ALEXANDRIA, Va.—With grocery and food costs at historic highs, more consumers are turning to buy, now, pay later (BNPL) options to pay for their weekly food bill, reports the New York Times. They’re even using these options for smaller purchases such as a coffee or sandwich.
One BNPL user told the Times she doesn’t hesitate to use the service for her everyday food purchases.
“If I wanted to pick up a coffee on the way home from somewhere and I didn’t have any money in my coffee or eat-out budget, I would push it to next month’s budget,” she said.
Philip Belamant, the founder of Zilch, a BNPL company, told the Times that consumers don’t balk at swiping a credit card to buy lunch or coffee. So why shouldn’t they use a pay-later plan, with no interest, for those purchases?
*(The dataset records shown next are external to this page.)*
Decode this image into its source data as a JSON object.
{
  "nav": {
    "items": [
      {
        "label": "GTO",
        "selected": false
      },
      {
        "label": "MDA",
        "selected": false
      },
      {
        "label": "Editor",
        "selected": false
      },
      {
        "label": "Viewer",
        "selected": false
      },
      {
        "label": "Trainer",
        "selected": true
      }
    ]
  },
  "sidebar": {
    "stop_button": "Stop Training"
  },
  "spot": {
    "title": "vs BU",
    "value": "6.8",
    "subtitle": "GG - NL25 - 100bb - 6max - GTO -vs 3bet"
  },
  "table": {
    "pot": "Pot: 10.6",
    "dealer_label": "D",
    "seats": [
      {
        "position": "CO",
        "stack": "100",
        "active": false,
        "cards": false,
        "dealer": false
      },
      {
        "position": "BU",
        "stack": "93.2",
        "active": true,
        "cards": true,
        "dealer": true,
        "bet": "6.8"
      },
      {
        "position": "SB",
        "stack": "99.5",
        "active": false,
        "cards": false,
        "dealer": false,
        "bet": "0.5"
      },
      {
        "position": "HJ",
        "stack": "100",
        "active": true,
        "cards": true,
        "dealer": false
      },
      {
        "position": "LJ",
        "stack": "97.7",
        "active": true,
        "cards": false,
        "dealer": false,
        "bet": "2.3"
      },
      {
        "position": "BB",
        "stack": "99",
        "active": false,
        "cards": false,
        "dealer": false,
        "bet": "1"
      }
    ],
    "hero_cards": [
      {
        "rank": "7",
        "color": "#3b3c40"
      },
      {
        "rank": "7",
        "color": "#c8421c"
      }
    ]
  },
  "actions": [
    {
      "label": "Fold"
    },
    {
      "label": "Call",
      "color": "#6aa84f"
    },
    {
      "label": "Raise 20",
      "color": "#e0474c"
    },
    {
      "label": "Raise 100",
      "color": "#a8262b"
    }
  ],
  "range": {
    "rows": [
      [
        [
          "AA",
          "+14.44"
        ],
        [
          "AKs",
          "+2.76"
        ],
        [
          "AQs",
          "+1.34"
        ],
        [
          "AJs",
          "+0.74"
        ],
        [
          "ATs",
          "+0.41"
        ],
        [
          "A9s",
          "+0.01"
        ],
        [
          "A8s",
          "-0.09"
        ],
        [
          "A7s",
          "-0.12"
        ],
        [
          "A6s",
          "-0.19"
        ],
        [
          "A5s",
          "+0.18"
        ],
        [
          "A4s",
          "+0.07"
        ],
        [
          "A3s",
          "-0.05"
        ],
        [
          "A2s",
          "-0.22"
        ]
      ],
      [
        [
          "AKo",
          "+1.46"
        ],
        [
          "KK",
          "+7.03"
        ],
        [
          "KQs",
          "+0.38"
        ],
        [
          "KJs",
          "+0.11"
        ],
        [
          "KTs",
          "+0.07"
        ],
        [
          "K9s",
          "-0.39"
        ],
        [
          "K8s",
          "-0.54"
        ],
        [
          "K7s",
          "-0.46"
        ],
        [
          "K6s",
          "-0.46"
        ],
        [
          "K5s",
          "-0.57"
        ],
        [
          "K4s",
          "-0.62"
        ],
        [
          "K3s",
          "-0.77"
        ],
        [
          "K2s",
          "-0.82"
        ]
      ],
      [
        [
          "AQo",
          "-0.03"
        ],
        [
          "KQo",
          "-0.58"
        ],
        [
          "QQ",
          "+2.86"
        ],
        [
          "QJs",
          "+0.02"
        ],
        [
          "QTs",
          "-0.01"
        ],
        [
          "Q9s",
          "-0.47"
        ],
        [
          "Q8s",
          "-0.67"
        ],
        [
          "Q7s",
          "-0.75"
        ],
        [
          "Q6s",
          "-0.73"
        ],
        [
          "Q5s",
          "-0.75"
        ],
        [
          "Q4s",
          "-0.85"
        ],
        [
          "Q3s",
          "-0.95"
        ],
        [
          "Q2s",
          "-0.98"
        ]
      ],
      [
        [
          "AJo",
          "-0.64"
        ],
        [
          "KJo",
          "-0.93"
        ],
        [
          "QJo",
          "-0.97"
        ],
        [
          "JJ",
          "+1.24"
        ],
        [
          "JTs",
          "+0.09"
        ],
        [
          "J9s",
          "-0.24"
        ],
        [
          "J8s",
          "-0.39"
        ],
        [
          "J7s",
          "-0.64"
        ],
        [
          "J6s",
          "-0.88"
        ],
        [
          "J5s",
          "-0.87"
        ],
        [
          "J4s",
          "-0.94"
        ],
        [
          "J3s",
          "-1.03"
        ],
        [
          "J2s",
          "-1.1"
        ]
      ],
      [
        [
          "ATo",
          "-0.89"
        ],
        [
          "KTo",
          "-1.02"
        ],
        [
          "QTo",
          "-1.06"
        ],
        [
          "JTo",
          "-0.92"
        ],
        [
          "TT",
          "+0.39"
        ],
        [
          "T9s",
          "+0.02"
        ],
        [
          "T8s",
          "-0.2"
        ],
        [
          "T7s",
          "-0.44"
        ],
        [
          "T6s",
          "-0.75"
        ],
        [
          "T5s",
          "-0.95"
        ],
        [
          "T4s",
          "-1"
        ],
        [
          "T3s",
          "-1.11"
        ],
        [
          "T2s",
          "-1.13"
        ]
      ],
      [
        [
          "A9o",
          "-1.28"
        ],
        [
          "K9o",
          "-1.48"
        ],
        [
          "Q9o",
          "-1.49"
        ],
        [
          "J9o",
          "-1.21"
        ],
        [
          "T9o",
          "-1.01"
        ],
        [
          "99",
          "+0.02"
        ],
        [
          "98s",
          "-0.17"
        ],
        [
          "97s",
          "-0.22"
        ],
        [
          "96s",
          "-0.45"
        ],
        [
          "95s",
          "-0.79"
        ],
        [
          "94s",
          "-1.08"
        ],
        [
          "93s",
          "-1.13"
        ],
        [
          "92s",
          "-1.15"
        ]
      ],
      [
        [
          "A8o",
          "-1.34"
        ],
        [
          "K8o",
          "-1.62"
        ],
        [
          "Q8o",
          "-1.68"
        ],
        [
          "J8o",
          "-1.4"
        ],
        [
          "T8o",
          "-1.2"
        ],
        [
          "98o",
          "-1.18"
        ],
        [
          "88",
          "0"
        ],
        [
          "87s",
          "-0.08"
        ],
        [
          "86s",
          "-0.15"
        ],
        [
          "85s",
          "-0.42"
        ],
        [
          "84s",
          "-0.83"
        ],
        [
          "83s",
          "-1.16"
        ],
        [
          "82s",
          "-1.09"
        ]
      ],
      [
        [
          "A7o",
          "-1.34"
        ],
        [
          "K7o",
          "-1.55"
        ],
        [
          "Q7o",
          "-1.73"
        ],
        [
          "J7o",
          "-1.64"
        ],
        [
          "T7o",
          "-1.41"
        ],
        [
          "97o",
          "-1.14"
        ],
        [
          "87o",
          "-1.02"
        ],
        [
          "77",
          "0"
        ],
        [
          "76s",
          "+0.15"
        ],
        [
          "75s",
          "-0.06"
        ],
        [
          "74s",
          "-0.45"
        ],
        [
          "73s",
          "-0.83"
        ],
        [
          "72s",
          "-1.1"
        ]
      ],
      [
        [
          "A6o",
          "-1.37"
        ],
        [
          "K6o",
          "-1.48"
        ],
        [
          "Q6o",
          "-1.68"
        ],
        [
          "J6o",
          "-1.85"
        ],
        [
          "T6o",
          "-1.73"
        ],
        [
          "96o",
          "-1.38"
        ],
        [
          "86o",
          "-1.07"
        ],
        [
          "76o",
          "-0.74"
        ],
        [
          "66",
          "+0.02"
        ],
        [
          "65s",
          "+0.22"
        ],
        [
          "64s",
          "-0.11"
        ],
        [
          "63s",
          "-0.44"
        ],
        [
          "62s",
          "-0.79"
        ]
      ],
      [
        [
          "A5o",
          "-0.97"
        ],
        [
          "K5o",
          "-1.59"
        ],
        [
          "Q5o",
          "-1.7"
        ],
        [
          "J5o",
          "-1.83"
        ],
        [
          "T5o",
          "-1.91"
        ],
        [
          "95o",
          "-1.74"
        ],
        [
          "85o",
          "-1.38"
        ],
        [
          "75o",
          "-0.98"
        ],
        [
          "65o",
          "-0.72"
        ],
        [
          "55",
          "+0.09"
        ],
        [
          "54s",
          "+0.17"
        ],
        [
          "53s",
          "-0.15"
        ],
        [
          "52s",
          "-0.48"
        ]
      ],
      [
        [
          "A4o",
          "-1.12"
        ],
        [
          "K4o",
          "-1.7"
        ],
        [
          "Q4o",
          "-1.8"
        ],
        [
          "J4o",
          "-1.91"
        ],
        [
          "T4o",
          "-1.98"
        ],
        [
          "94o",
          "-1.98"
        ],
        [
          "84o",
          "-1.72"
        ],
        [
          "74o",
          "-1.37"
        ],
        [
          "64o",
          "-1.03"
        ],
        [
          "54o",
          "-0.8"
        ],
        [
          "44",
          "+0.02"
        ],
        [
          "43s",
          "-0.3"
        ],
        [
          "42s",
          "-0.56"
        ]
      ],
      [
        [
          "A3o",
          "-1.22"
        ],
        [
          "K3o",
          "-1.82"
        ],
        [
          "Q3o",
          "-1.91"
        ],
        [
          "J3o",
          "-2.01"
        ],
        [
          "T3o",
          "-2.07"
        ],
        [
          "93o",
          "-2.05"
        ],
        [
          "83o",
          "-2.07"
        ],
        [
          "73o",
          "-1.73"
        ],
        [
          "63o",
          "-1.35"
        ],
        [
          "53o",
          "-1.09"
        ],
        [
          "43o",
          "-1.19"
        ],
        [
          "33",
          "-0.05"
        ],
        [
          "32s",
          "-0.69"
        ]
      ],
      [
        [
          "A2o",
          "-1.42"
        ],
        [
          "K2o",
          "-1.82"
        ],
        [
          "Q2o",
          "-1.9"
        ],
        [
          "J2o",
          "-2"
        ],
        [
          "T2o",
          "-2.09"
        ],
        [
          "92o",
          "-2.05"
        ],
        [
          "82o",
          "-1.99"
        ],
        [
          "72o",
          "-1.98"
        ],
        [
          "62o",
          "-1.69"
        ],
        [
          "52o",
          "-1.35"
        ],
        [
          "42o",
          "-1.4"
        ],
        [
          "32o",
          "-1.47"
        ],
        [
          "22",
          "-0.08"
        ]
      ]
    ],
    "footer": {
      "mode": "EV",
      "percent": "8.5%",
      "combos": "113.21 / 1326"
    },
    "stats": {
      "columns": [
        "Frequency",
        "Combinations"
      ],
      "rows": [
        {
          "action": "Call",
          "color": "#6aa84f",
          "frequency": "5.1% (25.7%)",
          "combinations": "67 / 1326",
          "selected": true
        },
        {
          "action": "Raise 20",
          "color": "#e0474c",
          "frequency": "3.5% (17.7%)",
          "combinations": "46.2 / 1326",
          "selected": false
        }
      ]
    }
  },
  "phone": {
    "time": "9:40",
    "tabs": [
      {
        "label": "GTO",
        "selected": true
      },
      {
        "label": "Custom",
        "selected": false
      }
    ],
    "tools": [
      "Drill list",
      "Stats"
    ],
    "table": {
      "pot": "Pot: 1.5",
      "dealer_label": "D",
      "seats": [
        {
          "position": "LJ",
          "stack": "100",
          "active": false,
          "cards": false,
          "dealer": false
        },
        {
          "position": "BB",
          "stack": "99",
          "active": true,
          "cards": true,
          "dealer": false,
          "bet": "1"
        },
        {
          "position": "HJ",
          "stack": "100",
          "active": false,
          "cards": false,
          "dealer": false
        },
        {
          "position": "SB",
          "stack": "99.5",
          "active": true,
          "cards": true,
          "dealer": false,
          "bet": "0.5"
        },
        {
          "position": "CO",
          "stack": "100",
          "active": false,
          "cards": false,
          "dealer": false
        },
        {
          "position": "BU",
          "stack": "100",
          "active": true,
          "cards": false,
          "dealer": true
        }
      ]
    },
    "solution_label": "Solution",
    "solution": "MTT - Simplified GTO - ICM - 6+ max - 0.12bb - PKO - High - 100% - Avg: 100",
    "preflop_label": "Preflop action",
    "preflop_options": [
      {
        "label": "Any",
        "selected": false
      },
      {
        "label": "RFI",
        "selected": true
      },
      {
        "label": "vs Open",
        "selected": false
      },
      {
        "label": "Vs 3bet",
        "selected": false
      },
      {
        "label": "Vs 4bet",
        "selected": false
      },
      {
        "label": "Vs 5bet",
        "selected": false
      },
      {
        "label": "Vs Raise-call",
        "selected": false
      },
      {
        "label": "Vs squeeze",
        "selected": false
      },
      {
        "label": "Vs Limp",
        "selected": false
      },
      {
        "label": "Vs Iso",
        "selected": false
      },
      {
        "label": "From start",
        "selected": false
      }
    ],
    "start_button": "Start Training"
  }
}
“Why would you take a line of credit out to buy a sandwich?” by using a credit card, he said. “You are doing it today and paying 20 percent interest on it.”
Klarna, a Swedish BNPL company, first entered the U.S. about a decade ago, and at first, consumers used the service for discretionary, high-ticket items, such as concert tickets or designer clothing, but now that inflation is impacting Americans, consumers are using the services to fund their groceries.
In 2020, consumers made $15.3 billion in BNPL transactions, and last year, that amount rose to $45.9 billion. Food was 6% of that amount in 2021, and in the past year, BNPL company Zip says it has seen 95% growth in U.S. grocery purchases and 64% in restaurant transactions. Zilch says groceries and dining out are 38% of its transactions.
BNPL companies tout the convenience of their services and how they help consumers through difficult financial times. Shoppers can apply for a BNPL service as they’re checking out and can be approved in minutes. Most companies don’t charge interest, and borrowers don’t have to have their credit checked. There is usually a processing fee involved, but typically, the merchant pays that fee.
However, critics of BNPL services say because they are so convenient and easy to use, debt can quickly add up for consumers that use them.
“If you are not financially literate, it is easy to abuse it and say, ‘I will just keep using it, it is free money,’” one BNPL user, who found himself in debt after using the services for groceries, told the Times.
According to Jason Sadowski, a personal finance author, BNPL services are essentially a loan with its own implications. Some of the services charge late fees, and they can exceed the amount of interest payments on credit cards. If customers miss a BNPL payment, it can hurt their credit score.
BNPL users tend to hold more debt than the general population, and 41% have poor credit history, according to a report by Fitch Ratings. The report also found that BNPL late payments have risen from 1.7% in June 2021 to 4.1% in March 2022, yet credit card delinquencies have remained the same at 1.4%.
However, some BNPL companies say most payments are made on time. Ninety-eight percent of payments at Afterpay were made on time in the first quarter, and the company won’t allow its customers to use the service for new purchases if they’ve missed a payment, Alex Fisher, the company’s head of North American sales, told the Times.
Restaurants are also getting in on the BNPL scene. San Francisco-based payments company Block completed its acquisition of Afterpay in January, and restaurants are the main clientele for Square, Block’s retail technology company. Afterpay has been added to those businesses’ point-of-sale systems.